Moçambique

Salimo Abdula defende vertente económica na CPLP 

O empresário moçambicano Salimo Abdula 
(Orlando Almeida/Global Imagens)
O empresário moçambicano Salimo Abdula (Orlando Almeida/Global Imagens)

Moçambicano que lidera Comunidade Empresarial da organização destaca o papel de Portugal no desenvolvimento daqueles países.

Muçulmano, nascido numa família humilde em Moçambique há 54 anos, Salimo Abdula conseguiu chegar à universidade e tornar-se um dos empresários mais bem-sucedidos do país. Ao Dinheiro Vivo, o também líder da Confederação Empresarial da CPLP, fala das dificuldades do país e do potencial por explorar de Moçambique e da organização de países que partilham a língua portuguesa.

 

“É o casamento correto”, diz Salimo Abdula, líder da Comunidade Empresarial da CPLP. “Mais do que nunca”, Portugal deve assumir um papel relevante no desenvolvimento de países como Moçambique, Angola e Guiné-Bissau. “Está na hora de despir os tabus dos períodos de colonizadores e colonizados”, defende o empresário moçambicano, que quer dar uma vertente económica à Comunidade dos Países de Língua Portuguesa (CPLP). Só assim a organização terá verdadeiro poder, acredita.

Para Salimo, turismo, serviços, agroindústria e oil&gas são quatro vetores potenciais da CPLP que poderiam usufruir “deste veículo que é a comunicação”. É a chave que podia dar “economia de escala” aos países da comunidade. “Se atuarmos bilateralmente não nos safamos, mas se nos unirmos com os recursos e a tecnologia numa CPLP económica, em algumas décadas conseguiremos entrar para os grandes players da economia global e tornar-nos relevantes.”

Só no oil&gas, os países africanos de língua portuguesa “serão responsáveis de 25% da produção mundial”, diz, sublinhando a importância de facilitar a circulação de pessoas e bens dentro da organização. “Todos estão de acordo que facilitar a questão dos vistos traria vantagem, mas depois não se anda para a frente.” Esse é um dos elementos em que Salimo Abdula está disposto a marcar o caminho.

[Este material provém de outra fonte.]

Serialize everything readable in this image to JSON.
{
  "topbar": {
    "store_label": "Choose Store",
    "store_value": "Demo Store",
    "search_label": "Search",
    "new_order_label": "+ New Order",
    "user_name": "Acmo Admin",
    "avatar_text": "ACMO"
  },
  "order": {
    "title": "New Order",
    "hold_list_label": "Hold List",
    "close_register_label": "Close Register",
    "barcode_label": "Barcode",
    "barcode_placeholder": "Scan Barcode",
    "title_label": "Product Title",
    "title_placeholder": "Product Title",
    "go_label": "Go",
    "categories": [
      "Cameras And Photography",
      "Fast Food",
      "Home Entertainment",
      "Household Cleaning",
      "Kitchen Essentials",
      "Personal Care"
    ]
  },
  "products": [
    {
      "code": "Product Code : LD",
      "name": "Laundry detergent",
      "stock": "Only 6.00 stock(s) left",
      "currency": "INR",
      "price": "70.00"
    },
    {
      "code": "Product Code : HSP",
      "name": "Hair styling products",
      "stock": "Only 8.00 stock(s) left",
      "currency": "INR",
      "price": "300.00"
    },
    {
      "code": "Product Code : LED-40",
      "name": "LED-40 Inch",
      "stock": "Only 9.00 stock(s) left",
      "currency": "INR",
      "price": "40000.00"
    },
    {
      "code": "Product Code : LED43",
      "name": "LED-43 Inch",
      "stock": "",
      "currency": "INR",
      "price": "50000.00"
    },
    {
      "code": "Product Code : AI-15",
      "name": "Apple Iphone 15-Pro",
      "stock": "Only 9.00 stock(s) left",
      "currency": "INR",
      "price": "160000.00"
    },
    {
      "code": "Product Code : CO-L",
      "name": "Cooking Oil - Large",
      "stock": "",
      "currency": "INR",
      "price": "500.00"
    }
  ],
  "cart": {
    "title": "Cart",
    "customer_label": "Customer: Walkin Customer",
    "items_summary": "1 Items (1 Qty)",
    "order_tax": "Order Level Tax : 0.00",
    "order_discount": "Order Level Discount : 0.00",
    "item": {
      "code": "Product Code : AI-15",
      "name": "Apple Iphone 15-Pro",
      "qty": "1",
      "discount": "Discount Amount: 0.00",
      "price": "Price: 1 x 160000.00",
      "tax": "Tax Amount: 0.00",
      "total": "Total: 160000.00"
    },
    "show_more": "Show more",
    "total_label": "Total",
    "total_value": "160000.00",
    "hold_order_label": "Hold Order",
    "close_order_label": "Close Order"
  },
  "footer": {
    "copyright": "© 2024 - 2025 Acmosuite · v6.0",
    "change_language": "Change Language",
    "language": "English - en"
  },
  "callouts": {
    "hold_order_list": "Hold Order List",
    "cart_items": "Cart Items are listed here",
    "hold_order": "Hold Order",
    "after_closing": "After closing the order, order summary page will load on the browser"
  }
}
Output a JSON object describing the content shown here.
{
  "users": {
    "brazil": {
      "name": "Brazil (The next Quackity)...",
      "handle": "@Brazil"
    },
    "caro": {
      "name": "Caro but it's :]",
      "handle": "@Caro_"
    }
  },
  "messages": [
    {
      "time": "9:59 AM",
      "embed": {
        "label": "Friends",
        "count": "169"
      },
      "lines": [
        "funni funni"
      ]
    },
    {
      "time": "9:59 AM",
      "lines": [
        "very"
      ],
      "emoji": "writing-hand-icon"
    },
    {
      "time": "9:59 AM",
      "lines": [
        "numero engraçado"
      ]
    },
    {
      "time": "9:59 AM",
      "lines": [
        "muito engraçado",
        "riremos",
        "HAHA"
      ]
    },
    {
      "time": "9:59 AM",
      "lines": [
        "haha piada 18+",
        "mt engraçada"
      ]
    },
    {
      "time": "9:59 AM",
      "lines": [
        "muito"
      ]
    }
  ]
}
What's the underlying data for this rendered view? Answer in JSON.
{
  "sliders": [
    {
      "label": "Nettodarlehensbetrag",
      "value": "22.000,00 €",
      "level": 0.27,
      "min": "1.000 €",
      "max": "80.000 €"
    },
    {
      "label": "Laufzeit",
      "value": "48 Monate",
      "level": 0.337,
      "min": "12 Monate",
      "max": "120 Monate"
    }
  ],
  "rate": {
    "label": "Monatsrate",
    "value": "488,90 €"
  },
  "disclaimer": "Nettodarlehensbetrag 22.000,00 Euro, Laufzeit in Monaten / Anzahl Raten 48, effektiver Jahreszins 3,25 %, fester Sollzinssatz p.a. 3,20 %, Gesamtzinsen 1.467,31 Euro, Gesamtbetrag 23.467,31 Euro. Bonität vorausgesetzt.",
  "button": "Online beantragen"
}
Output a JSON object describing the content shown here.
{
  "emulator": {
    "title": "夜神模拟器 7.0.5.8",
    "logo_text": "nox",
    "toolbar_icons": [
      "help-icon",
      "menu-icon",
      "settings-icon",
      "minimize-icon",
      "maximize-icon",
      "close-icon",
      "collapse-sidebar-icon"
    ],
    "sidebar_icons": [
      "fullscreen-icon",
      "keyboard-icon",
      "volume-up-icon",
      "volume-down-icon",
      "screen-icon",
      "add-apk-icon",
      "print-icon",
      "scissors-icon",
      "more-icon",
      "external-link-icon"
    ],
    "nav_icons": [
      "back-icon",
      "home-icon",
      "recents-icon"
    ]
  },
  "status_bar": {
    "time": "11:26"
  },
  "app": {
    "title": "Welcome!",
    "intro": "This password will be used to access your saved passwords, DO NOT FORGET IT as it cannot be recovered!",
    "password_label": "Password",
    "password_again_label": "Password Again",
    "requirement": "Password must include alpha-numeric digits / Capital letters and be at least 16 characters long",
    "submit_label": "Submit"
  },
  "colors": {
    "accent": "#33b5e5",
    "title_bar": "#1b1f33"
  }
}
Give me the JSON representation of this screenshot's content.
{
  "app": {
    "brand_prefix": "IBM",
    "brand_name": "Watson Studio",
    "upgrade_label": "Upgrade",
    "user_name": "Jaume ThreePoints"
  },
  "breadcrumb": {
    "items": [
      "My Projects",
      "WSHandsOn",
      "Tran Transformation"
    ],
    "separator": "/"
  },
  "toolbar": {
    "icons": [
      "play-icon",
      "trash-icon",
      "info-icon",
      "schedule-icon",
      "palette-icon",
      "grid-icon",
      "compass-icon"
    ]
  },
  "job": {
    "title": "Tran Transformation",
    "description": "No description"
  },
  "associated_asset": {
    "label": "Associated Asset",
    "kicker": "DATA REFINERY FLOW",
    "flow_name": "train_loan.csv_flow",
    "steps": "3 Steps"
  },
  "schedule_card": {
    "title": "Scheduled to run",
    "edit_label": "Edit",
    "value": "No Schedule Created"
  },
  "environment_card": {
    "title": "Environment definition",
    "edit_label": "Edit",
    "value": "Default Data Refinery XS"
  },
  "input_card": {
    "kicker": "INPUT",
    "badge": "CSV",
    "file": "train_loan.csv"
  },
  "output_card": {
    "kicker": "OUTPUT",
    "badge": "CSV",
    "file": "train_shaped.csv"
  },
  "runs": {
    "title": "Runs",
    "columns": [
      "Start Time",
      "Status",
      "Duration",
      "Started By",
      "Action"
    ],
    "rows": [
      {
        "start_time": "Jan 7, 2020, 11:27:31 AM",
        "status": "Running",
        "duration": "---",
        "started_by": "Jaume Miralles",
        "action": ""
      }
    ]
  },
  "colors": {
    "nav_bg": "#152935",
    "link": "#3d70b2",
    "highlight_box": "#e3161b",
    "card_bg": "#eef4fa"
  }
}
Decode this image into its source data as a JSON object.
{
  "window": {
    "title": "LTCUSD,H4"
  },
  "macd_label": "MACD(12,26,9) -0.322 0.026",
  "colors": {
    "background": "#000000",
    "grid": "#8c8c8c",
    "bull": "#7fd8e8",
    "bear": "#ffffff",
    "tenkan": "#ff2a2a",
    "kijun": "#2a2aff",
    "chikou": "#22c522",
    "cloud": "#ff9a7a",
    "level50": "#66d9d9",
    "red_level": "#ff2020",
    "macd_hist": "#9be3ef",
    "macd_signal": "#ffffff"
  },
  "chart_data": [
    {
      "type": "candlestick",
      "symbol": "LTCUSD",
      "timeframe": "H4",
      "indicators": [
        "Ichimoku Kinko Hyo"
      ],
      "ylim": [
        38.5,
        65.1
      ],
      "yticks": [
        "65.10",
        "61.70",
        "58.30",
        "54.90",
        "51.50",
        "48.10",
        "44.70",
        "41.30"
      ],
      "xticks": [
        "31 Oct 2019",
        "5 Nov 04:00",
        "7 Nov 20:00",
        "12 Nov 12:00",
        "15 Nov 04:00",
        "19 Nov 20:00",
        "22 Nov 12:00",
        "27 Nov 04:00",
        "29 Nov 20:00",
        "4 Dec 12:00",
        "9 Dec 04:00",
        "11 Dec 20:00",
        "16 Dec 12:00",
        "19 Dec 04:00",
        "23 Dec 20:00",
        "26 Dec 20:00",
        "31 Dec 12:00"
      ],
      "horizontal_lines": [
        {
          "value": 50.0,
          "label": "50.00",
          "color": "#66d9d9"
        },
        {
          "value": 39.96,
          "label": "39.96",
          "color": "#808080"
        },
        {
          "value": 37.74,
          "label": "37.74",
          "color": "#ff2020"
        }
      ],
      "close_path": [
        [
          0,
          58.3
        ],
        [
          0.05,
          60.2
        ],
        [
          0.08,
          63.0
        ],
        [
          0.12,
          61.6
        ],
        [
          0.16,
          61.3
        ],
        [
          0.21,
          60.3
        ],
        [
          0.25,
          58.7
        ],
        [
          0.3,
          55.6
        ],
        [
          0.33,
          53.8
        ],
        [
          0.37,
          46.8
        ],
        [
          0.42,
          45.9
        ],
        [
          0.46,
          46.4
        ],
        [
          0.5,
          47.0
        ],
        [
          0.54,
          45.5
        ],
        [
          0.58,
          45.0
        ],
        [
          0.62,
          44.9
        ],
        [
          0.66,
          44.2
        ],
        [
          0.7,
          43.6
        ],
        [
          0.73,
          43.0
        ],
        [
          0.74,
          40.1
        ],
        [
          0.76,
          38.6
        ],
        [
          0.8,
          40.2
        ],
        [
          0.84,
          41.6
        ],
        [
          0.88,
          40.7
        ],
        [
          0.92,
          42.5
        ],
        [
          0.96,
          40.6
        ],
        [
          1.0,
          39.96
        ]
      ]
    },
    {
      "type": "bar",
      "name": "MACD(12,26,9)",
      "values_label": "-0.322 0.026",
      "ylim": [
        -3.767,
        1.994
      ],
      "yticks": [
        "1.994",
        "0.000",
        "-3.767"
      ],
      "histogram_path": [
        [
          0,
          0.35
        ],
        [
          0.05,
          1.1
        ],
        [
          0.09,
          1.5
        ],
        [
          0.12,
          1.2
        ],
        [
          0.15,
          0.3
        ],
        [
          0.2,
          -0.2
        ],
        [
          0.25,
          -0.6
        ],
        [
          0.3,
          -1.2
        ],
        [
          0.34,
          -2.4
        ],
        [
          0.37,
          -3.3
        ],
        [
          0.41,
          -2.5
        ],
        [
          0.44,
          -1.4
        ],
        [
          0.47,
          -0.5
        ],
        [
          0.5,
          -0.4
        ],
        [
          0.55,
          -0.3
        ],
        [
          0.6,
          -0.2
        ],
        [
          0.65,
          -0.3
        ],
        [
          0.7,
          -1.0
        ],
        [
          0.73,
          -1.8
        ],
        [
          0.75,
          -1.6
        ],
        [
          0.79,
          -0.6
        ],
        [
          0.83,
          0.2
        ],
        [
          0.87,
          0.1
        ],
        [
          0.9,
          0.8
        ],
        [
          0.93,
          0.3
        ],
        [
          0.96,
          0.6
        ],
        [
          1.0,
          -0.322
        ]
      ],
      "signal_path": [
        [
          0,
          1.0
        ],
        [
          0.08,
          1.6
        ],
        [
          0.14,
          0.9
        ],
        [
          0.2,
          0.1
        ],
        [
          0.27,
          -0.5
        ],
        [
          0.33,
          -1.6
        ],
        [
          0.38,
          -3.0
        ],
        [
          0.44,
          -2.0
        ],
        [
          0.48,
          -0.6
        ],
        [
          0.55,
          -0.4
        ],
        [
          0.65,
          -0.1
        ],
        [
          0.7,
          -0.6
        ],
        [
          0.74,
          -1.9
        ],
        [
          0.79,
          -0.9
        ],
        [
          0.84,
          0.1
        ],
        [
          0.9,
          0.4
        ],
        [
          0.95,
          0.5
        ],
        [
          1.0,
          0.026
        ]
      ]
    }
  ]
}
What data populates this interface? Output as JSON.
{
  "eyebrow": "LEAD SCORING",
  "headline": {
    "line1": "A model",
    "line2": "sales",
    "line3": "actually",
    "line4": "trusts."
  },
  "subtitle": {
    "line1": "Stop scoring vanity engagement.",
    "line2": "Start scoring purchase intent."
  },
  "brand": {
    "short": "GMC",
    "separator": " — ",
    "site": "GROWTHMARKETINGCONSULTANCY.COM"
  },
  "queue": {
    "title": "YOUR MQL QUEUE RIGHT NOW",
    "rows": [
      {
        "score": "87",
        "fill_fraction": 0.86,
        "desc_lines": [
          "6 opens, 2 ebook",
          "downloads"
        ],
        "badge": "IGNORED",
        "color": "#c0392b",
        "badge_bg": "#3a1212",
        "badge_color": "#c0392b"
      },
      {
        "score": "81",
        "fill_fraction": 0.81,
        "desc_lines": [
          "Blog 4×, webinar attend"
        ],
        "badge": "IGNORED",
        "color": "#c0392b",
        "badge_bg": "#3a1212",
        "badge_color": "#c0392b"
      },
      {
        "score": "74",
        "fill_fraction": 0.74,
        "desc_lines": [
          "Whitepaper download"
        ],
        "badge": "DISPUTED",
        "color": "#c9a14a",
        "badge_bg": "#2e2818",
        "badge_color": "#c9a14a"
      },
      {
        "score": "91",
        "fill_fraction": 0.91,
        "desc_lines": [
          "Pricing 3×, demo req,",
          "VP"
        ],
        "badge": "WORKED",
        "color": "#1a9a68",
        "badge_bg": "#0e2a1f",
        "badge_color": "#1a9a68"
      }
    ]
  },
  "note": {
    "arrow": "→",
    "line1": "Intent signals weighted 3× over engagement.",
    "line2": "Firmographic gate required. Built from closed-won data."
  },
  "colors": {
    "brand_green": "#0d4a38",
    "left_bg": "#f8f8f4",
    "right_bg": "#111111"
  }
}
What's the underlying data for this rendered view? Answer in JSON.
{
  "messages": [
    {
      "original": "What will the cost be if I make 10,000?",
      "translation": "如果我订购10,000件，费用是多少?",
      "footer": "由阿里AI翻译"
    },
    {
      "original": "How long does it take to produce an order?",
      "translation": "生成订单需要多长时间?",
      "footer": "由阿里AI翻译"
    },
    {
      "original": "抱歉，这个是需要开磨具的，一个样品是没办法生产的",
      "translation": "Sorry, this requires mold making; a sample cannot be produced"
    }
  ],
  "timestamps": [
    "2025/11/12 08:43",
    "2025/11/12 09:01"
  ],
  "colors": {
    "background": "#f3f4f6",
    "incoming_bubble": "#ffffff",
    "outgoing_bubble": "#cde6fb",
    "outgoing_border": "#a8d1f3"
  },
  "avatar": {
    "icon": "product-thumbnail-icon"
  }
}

Estrago das dívidas ocultas

Moçambique pode desempenhar um papel nesta equação, assim consiga que se concretizem os prometidos investimentos a norte – que têm vindo a sofrer os efeitos de violentos focos de ataques locais, mas também foram afetados pelo caso das dívidas ocultas ao FMI. Ao Dinheiro Vivo, o empresário – que foi deputado da Frelimo entre 1994 e 1999 e próximo do ex-presidente Armando Guebuza – diz que tem acompanhado as notícias “com tristeza”, mas alguma cautela. “Nestas coisas há muito aproveitamento político e às vezes somos vítimas do processo.” Mas é claro: “Se há quem tenha beneficiado de situações de forma ilegal, que seja punido pela justiça.” Mesmo pelo terrível efeito negativo no desenvolvimento do país. “Como presidente da confederação, fui a vários países vender Moçambique com orgulho do nosso caminho e havia muita gente a querer investir. Agora a reputação do país degradou-se, a imagem ficou chamuscada de um dia para o outro.”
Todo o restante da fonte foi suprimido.